O conflito irrompeu às 5 h. Sem espaço para assistir à apresentação, algumas pessoas começaram a subir numa banca de jornal. Alguns chegaram a invadir a sacada de um apartamento. A polícia, então, tentou retirar o público do local. Houve resistência, e pessoas começaram a atirar latas, garrafas e outros objetos nos oficiais. A tropa de choque da PM entrou em ação, com bombas de efeito moral, gás lacrimogêneo e munições de borracha. Durante o conflito, onze pessoas foram detidas.
Oito carros da PM, um da guarda civil e dois veículos particulares foram danificados. Uma loja da rede Lojas Americanas e outra da lanchonete O Rei do Mate, além de quiosques na estação Sé, foram saqueados.

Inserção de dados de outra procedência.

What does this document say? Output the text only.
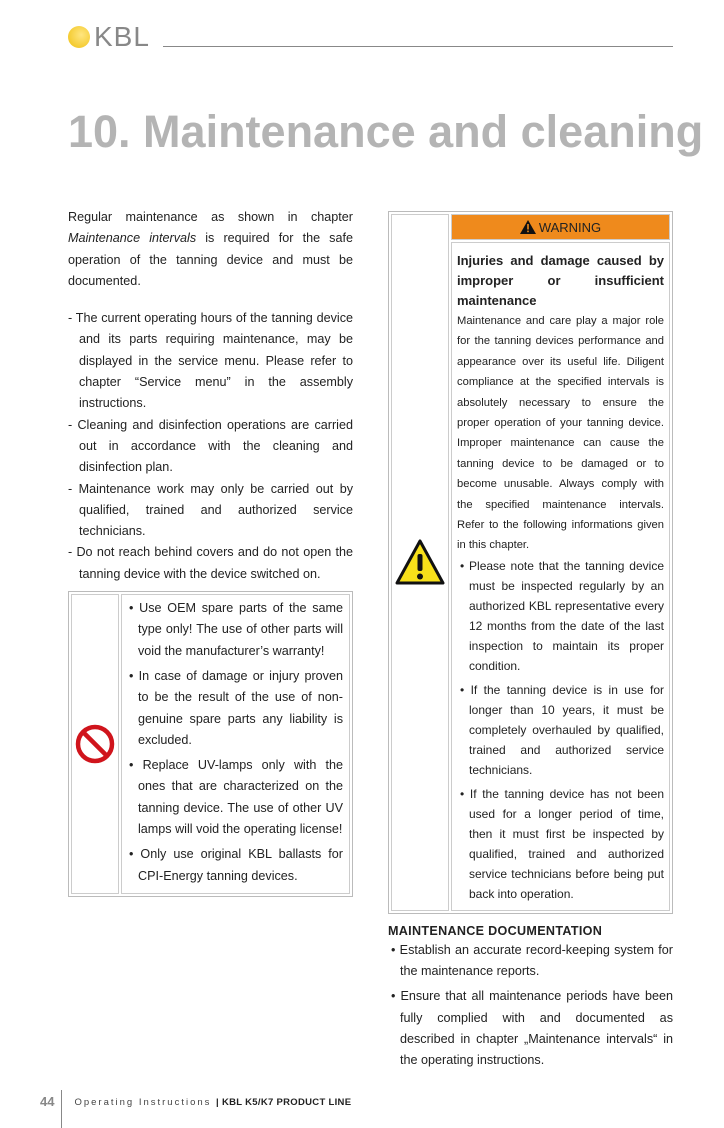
KBL
10. Maintenance and cleaning

Regular maintenance as shown in chapter Maintenance intervals is required for the safe operation of the tanning device and must be documented.

- The current operating hours of the tanning device and its parts requiring maintenance, may be displayed in the service menu. Please refer to chapter “Service menu” in the assembly instructions.
- Cleaning and disinfection operations are carried out in accordance with the cleaning and disinfection plan.
- Maintenance work may only be carried out by qualified, trained and authorized service technicians.
- Do not reach behind covers and do not open the tanning device with the device switched on.
• Use OEM spare parts of the same type only! The use of other parts will void the manufacturer’s warranty!
• In case of damage or injury proven to be the result of the use of non-genuine spare parts any liability is excluded.
• Replace UV-lamps only with the ones that are characterized on the tanning device. The use of other UV lamps will void the operating license!
• Only use original KBL ballasts for CPI-Energy tanning devices.
WARNING

Injuries and damage caused by improper or insufficient maintenance

Maintenance and care play a major role for the tanning devices performance and appearance over its useful life. Diligent compliance at the specified intervals is absolutely necessary to ensure the proper operation of your tanning device. Improper maintenance can cause the tanning device to be damaged or to become unusable. Always comply with the specified maintenance intervals. Refer to the following informations given in this chapter.

• Please note that the tanning device must be inspected regularly by an authorized KBL representative every 12 months from the date of the last inspection to maintain its proper condition.
• If the tanning device is in use for longer than 10 years, it must be completely overhauled by qualified, trained and authorized service technicians.
• If the tanning device has not been used for a longer period of time, then it must first be inspected by qualified, trained and authorized service technicians before being put back into operation.
MAINTENANCE DOCUMENTATION
• Establish an accurate record-keeping system for the maintenance reports.
• Ensure that all maintenance periods have been fully complied with and documented as described in chapter „Maintenance intervals“ in the operating instructions.
44 Operating Instructions | KBL K5/K7 PRODUCT LINE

Na praça, telefones públicos e banheiros químicos acabaram destruídos.
Quando a confusão começou, Mano Brown, o vocalista da banda interrompeu a apresentação e pediu calma ao público: "Vamos continuar, essa festa é nossa, vamos ignorar a polícia". Ele tentou retomar o show, mas o quebra-quebra já estava instalado. A banda saiu de cena sob proteção de amigos e seguranças. Tudo durou pouco menos de uma hora.

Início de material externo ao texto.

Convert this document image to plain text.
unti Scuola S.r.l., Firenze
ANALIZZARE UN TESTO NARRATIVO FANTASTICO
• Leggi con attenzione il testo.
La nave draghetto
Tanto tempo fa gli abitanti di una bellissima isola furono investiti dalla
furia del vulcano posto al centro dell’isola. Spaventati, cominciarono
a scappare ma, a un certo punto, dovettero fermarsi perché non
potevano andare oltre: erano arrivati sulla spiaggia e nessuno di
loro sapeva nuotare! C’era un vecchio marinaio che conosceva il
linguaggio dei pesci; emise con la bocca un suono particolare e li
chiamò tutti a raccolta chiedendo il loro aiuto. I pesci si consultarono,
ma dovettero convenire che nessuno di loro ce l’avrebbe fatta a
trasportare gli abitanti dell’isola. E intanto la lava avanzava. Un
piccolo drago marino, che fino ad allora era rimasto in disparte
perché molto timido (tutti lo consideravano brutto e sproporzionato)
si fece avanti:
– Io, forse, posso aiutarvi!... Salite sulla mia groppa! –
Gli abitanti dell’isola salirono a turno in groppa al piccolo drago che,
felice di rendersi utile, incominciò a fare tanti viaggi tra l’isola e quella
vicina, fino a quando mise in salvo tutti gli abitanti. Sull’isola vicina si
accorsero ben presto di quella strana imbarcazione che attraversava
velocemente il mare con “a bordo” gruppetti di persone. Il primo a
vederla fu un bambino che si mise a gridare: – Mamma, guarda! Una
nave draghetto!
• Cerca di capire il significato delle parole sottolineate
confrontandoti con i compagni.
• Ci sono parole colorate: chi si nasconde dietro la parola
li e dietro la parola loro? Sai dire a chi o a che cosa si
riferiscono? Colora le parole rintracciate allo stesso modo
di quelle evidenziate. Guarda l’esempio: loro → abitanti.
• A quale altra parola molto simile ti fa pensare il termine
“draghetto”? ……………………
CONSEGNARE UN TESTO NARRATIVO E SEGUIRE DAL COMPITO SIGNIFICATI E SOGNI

Segundo o tenente Ricardo Mendonça, comandante da unidade da Sé, a polícia não teve escolha. "Fomos técnicos, usando apenas uma força tática especializada em controle de distúrbios civis."
Após o incidente, nenhum dos integrantes dos Racionais quis se pronunciar sobre o ocorrido. O rapper Primo Preto, que apresentava o espetáculo, disse: "A polícia viajou. Foi ao ouvir os tiros e as bombas que as pessoas começaram a correr. Alguém do comando da PM teve a idéia de mandar dispersar o povão. Mas fazer isso com bombas é um absurdo".

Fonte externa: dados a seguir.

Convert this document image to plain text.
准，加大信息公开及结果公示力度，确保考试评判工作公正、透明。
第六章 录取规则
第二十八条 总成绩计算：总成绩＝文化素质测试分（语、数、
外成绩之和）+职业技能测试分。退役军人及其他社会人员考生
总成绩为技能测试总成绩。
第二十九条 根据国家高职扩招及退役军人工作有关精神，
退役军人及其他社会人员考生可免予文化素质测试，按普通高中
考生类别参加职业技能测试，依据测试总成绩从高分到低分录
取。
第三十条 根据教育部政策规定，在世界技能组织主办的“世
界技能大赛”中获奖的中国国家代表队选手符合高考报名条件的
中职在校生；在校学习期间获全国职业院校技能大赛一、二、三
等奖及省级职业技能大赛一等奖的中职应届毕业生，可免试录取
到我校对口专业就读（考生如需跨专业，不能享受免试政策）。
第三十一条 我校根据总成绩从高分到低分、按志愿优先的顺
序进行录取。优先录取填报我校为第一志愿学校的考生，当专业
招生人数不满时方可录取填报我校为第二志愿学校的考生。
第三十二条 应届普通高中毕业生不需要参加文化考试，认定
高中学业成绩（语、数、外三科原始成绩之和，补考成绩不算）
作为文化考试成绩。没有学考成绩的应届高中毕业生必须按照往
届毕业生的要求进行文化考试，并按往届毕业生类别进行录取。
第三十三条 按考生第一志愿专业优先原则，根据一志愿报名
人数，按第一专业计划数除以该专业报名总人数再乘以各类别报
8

Segundo o secretário municipal da Cultura, Carlos Augusto Calil, que esteve presente poucos minutos antes da apresentação, já havia um "clima de tensão no ar". "Vi o público tentando invadir áreas restritas. A praça estava cheia demais. Depois me dei conta de que só faltava uma faísca ali para acontecer alguma coisa séria."
O senador Eduardo Suplicy (PT-SP), que assistia ao show no palco, afirma que a polícia continuou a agir quando a situação parecia controlada. "Acho que a polícia, em alguns momentos, só fez a confusão se expandir ainda mais", disse. "Vi ações agressivas da tropa de choque em hora de calma, já depois do ocorrido."
A Secretaria de Segurança Pública divulgou nota dizendo que um grupo começou o tumulto, atacando policiais militares com pedras e garrafas, depredando uma banca de jornal, viaturas e carros e saqueando lojas.